Personal and business capital gains are treated differently, depending on whether you are self-employed (as a sole trader or in a partnership) or trade as a limited company.
Personal capital gains (eg on privately owned shares) and business gains made by the self-employed are dealt with through capital gains tax (CGT) while capital gains made by a company are subject to corporation tax as chargeable gains.
While business capital gains can add to your tax liabilities, capital gains can also provide an important tax planning opportunity for business owners. Business CGT attracts important reliefs — particularly when you sell your business — and is taxed less heavily than income.

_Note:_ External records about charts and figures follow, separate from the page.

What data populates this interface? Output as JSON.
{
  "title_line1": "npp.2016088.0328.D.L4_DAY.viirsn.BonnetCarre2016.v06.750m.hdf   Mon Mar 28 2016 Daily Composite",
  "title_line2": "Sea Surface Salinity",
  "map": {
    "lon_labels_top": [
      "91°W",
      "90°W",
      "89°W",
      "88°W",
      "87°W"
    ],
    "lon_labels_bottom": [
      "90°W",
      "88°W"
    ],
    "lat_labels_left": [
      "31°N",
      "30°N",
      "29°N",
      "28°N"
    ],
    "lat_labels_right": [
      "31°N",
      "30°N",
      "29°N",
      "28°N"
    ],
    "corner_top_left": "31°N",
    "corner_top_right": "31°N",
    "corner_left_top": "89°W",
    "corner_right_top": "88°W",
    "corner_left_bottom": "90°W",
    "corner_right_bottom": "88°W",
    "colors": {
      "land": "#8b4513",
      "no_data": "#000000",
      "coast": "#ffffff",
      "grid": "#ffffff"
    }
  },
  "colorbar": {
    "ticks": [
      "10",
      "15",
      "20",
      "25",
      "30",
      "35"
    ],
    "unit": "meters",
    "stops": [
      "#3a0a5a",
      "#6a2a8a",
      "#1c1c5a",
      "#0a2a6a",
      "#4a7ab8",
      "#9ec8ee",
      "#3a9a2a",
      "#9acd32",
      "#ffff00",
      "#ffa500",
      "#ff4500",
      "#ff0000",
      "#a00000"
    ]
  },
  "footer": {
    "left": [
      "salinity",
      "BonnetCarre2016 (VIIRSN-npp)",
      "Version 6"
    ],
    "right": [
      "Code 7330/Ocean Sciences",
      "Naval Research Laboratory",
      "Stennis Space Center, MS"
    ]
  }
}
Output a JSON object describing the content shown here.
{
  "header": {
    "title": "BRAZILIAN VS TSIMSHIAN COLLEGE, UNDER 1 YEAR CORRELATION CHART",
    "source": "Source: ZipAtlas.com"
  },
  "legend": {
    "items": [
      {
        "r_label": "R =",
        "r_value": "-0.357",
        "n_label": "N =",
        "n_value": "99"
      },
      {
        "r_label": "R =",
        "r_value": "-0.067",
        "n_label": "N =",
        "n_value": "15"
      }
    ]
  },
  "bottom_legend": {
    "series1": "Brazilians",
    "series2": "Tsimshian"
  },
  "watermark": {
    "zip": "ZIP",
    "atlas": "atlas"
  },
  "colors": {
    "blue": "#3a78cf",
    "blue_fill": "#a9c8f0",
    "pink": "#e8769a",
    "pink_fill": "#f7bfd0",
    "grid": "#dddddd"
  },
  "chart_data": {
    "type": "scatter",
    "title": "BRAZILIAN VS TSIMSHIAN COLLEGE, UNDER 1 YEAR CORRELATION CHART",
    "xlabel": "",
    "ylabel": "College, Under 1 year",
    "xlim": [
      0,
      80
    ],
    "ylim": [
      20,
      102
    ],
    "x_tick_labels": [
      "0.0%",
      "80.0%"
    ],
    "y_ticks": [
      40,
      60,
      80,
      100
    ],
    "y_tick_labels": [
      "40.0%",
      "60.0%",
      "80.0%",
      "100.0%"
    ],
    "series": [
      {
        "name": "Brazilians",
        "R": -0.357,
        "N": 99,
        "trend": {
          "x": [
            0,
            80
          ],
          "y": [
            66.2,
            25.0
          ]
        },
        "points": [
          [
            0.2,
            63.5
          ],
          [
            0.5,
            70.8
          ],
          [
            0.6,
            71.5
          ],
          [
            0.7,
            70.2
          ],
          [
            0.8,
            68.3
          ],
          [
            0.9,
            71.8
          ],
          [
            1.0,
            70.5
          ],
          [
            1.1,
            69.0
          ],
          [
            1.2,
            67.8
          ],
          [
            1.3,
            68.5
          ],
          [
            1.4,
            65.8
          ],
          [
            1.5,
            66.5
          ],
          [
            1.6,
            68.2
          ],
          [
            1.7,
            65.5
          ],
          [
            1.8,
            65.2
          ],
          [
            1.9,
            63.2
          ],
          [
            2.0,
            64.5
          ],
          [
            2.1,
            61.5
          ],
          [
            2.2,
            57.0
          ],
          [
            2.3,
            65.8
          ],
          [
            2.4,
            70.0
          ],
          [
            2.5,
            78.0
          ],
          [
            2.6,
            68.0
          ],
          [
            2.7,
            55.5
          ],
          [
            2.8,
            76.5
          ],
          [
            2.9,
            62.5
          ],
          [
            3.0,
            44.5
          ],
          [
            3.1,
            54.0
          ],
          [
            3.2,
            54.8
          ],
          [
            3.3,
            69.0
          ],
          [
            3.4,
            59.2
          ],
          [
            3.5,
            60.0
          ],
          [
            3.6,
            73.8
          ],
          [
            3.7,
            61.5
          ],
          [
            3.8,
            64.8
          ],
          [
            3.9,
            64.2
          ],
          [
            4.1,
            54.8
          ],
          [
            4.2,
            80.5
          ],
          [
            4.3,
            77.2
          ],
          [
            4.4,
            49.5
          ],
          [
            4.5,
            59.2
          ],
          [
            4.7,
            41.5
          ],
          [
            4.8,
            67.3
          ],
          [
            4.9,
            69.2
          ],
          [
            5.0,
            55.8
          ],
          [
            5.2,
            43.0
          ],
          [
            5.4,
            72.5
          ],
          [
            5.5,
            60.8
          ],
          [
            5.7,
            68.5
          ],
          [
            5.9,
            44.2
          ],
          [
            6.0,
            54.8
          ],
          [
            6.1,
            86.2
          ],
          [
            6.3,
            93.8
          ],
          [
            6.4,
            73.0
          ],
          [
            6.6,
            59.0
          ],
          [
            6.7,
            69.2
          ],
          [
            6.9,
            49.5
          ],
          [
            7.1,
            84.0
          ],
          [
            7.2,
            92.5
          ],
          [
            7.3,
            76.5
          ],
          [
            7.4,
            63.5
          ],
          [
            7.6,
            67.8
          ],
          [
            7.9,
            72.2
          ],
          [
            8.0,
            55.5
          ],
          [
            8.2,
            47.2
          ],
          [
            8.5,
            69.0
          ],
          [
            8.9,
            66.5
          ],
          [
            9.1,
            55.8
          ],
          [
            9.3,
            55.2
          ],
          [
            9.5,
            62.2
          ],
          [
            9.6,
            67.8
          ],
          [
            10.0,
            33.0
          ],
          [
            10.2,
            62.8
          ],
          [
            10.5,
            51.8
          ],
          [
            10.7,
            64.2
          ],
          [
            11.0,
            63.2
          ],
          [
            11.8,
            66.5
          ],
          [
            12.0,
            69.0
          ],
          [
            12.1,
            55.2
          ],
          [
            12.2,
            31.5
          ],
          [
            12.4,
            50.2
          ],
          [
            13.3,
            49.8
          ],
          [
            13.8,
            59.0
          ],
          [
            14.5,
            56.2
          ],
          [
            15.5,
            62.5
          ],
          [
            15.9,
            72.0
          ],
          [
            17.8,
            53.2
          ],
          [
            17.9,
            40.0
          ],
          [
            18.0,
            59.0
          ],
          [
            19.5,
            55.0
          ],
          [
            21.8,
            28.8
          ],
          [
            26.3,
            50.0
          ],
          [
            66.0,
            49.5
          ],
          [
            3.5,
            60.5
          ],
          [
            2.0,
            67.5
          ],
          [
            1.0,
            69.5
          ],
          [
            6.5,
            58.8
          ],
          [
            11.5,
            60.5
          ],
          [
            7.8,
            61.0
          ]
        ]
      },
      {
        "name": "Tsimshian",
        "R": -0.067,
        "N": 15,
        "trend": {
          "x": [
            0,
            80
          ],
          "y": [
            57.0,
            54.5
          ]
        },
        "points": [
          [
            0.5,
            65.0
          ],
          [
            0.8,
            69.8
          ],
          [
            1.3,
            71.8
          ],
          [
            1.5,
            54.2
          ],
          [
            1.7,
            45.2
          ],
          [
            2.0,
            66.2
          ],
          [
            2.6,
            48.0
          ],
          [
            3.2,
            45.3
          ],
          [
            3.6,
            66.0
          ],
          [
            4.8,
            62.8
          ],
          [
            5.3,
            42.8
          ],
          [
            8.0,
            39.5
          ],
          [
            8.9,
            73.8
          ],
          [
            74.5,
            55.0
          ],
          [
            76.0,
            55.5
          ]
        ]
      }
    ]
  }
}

CGT for personal capital gains and business capital gains made by the self-employed may apply whenever you dispose of an asset, for example, by selling it or giving it away. CGT does not generally apply when you give assets to your spouse.
Some personal possessions are not liable for CGT. These include your car, personal possessions worth less than £6,000 and various tax-free investments (eg ISAs). There is usually a CGT exemption on gains made on the disposal of up to £50,000 worth of shares held by an employee shareholder. Although property (land and buildings) is liable to CGT, private residence relief usually means there is no CGT when you sell your only or main home.
All business capital gains — when you dispose of a business asset — are subject to CGT. This can include personal assets used in your business, for example, if you run your business from home.
There is no CGT to pay if your total personal and business capital gains are within the annual CGT tax-free allowance of £10,900 in 2013-14 (£10,600 for 2012-13) and the total value of assets disposed of is within four times this amount. Any losses you have made disposing of assets liable to CGT can be set against gains when working out your total capital gains.
Above this level, personal and business capital gains must be reported on additional CGT pages in your self-assessment tax return. CGT is normally payable at 18% if your income is within the basic rate tax band (28% otherwise).
Capital gains tax planning can offer worthwhile tax savings. Simple CGT planning opportunities can include making use of your spouse’s CGT allowance and selling loss-making assets to offset against gains if you have exceeded the CGT allowance. You should also make sure you are deducting any allowable costs of buying, improving or selling an asset when you work out the capital gain.
Creating business capital gains — rather than taking high levels of income — can be highly tax-efficient. When you sell your business, capital gains can qualify for a tax rate of just 10% if Entrepreneurs’ relief applies. Other CGT reliefs can allow you to defer a capital gains tax liability.
Other business capital gains tax planning opportunities can include making pension contributions to reduce your income (so that CGT is payable at the lower rate), spreading business capital gains over several years and holding business assets that grow in value within your pension fund (where CGT will not apply).
Personal and business capital gains tax planning can be complicated. You may want to take advice as part of your overall tax planning.